Guilhem s'était brusquement levé et avait envoyé un coup de pied rageur dans une bûche.

— Un an... on aurait pu se croiser... Il faut que tu me conduises là-bas, à la voiture !

— J'ai vraiment cherché sur tout le versant. J'ai rien vu.

— Tu étais en état de choc, tu as peut-être loupé un indice. Je veux pouvoir « ressentir » cet endroit, je veux voir. Et savoir ce que voulait celui qui conduisait le camion, pourquoi vous a-t-il percutés ? Est-ce qu'il était seul ? Et pourquoi le camion est-il revenu ? Essaie de te rappeler chaque détail, je t'en prie. Tout est important. La couleur du camion, la marque, la forme...

— Ça s'est passé très vite...

— Prends ton temps, réfléchis.

— Le camion était rouge et blanc. Avec un gros pare-chocs devant, comme dans les films.

— C'était à quel moment de la journée ?

— Le matin, on avait mangé un bout vite fait et elle m'avait montré la voiture.

— D'accord.
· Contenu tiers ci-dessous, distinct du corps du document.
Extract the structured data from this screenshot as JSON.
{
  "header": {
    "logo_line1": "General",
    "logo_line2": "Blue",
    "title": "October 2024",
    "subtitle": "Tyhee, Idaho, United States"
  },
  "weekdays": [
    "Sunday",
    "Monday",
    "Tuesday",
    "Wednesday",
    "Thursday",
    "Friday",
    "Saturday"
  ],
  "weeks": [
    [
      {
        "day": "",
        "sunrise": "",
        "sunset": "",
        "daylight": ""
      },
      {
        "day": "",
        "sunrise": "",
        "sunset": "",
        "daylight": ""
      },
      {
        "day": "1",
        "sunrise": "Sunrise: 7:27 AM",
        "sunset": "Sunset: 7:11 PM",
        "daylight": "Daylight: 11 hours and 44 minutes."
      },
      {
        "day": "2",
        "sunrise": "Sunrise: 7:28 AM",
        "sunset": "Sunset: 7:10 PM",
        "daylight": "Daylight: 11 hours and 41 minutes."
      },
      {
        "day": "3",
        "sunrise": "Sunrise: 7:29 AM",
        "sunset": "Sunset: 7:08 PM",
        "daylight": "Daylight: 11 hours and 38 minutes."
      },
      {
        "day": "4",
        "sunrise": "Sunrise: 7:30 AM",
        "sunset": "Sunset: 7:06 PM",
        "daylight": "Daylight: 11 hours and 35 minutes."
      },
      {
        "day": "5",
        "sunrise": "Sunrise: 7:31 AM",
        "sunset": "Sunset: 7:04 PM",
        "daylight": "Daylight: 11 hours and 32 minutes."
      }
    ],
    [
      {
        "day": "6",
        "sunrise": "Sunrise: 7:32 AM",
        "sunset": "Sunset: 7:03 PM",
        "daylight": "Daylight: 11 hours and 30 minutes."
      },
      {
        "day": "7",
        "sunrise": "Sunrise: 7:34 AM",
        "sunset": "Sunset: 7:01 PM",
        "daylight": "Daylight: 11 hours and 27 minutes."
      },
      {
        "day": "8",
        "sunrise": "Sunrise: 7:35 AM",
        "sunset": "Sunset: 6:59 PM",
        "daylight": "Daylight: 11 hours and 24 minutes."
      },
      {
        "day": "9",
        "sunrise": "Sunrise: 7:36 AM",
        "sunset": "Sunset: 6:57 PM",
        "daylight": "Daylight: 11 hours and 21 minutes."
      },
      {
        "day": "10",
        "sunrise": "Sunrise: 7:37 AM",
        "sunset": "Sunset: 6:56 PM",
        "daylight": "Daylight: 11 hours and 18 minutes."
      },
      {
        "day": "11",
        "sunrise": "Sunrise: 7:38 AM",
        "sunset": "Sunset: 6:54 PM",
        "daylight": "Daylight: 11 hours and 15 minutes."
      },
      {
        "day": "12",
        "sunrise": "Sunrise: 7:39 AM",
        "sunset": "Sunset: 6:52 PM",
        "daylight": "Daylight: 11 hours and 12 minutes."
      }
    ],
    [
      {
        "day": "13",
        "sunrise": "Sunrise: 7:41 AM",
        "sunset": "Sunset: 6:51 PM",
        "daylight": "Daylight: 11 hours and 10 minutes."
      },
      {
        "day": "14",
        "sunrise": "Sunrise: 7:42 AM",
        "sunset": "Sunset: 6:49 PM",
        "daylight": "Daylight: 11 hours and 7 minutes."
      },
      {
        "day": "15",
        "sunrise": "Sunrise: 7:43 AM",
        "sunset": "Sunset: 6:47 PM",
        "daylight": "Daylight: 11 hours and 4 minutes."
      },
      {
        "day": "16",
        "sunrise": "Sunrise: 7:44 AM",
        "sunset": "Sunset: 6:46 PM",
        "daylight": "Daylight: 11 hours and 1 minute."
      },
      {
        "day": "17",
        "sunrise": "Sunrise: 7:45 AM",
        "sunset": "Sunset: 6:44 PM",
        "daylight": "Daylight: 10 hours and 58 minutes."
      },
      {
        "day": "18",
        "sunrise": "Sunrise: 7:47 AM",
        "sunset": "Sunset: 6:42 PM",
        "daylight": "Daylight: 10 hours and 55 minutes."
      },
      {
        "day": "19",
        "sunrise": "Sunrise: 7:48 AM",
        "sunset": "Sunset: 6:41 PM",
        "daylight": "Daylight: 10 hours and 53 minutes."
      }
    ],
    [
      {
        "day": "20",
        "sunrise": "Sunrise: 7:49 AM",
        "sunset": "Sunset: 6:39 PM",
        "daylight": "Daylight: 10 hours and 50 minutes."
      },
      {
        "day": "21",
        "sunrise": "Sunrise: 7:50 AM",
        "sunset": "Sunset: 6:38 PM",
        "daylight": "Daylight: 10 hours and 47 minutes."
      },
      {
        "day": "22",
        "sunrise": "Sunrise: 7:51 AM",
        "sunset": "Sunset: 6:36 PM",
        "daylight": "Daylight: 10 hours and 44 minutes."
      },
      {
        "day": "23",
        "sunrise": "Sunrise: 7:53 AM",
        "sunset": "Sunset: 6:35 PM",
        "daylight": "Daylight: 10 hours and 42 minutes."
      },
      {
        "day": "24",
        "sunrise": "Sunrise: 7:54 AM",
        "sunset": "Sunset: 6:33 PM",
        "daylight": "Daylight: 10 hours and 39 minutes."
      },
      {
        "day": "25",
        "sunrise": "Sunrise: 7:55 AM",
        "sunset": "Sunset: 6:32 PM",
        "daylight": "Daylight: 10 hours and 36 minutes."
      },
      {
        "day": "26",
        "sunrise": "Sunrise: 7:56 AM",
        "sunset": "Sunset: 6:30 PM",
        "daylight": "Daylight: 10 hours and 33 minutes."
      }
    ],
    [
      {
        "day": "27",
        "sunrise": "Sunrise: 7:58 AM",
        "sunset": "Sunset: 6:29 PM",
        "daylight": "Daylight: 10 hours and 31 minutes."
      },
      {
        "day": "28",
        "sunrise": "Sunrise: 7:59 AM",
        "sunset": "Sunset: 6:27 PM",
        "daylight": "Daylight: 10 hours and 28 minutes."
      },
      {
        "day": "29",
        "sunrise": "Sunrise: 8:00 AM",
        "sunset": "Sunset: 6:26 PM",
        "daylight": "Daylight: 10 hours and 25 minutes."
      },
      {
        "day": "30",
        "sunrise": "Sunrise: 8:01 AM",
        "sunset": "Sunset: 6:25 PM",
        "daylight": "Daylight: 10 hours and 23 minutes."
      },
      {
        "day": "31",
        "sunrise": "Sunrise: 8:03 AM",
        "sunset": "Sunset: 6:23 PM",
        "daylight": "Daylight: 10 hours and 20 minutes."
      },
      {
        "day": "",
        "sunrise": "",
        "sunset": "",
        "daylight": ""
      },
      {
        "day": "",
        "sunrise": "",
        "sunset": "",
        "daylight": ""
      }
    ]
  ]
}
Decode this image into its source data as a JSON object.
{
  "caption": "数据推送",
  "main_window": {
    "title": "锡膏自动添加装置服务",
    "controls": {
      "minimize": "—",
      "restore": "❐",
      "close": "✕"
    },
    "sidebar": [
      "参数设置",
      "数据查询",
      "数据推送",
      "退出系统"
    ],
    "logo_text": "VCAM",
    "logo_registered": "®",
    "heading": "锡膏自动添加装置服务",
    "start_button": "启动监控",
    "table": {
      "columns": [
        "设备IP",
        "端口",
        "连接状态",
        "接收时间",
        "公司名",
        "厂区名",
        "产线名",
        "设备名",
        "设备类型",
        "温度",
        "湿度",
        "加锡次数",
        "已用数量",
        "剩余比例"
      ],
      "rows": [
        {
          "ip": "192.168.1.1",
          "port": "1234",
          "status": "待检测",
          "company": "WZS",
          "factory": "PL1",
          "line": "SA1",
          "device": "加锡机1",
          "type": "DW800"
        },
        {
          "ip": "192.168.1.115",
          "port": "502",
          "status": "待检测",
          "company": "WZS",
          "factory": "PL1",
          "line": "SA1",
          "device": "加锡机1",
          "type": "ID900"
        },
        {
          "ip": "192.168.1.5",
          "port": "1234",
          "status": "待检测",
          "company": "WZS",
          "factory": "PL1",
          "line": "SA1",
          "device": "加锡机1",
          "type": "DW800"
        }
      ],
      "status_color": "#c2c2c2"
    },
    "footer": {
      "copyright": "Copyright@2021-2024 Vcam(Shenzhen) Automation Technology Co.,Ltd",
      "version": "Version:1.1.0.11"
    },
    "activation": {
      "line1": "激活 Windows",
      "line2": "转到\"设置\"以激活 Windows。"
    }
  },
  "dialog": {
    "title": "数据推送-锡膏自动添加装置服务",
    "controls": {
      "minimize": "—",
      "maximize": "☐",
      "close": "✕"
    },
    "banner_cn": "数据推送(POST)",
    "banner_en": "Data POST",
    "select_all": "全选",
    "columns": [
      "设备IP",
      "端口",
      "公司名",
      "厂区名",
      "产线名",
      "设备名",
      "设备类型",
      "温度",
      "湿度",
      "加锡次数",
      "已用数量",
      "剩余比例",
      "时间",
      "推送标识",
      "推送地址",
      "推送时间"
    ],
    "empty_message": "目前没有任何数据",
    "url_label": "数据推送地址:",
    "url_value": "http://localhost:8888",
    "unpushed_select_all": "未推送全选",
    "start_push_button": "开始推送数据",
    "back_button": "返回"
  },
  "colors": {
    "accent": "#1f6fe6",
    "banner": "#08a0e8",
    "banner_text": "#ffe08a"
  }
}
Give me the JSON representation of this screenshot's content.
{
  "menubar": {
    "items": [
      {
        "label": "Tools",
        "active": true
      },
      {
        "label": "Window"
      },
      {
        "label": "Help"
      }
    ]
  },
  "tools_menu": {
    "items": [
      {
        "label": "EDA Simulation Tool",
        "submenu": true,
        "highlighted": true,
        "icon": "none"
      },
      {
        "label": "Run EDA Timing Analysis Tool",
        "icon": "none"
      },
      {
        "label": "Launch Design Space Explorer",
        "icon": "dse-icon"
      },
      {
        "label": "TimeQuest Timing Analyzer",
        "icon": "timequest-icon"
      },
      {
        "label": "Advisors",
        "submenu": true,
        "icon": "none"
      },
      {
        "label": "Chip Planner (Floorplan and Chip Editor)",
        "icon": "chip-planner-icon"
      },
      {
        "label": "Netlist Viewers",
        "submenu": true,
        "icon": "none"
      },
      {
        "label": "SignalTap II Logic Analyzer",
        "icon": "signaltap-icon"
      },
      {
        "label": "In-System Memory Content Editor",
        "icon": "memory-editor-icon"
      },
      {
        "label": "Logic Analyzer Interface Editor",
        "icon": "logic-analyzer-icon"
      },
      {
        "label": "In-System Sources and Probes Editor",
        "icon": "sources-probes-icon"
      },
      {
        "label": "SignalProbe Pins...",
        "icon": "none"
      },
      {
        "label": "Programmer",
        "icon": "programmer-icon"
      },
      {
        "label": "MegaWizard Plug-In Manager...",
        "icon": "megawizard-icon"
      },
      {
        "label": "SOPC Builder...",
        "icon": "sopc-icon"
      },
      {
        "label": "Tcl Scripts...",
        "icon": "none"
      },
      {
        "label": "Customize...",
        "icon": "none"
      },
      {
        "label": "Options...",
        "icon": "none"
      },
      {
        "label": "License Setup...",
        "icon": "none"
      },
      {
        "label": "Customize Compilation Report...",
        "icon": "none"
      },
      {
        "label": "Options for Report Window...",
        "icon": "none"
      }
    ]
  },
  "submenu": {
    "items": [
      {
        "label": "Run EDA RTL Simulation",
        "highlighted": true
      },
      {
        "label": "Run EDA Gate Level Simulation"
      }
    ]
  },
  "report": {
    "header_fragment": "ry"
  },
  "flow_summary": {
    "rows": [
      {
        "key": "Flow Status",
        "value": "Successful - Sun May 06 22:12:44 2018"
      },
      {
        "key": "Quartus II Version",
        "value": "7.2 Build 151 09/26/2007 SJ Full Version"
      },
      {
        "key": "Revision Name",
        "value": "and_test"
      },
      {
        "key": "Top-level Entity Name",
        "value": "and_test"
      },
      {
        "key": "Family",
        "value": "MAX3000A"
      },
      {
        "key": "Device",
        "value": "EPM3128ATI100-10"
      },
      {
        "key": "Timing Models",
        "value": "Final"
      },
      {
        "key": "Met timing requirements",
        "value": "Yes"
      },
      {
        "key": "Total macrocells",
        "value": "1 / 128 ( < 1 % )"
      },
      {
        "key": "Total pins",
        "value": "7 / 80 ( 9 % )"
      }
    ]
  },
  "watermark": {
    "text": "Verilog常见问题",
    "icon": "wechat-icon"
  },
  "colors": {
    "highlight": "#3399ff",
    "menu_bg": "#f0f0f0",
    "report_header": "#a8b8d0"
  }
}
La voiture...

— Elle était garée devant l'auberge, je ne l'avais pas remarquée en arrivant.

— Tu ne l'avais pas vue ?

— Non, mais il y avait du brouillard et on était gelés, j'ai pas fait attention.

— Et Azalée l'avait vue ?

— Je ne sais pas, elle ne m'en a parlé que le matin.

— Et les clés ?

— Sur le tableau de bord.

— Ça ne vous a pas semblé bizarre, trouver un véhicule en état de marche, au milieu de nulle part...

— On en avait déjà trouvé pendant le voyage, on voyait bien qu'ils étaient en bon état. Mais Azalée disait toujours qu'on devait éviter les voitures, rester cachés, qu'on devait se faire invisibles. Quand on est montés dans la voiture, je lui ai rappelé ses paroles, mais elle m'a dit qu'on n'avait plus le temps.

— Pourquoi ?

— Je ne sais pas, elle ne m'a rien précisé. Elle était bizarre parfois. Pardon...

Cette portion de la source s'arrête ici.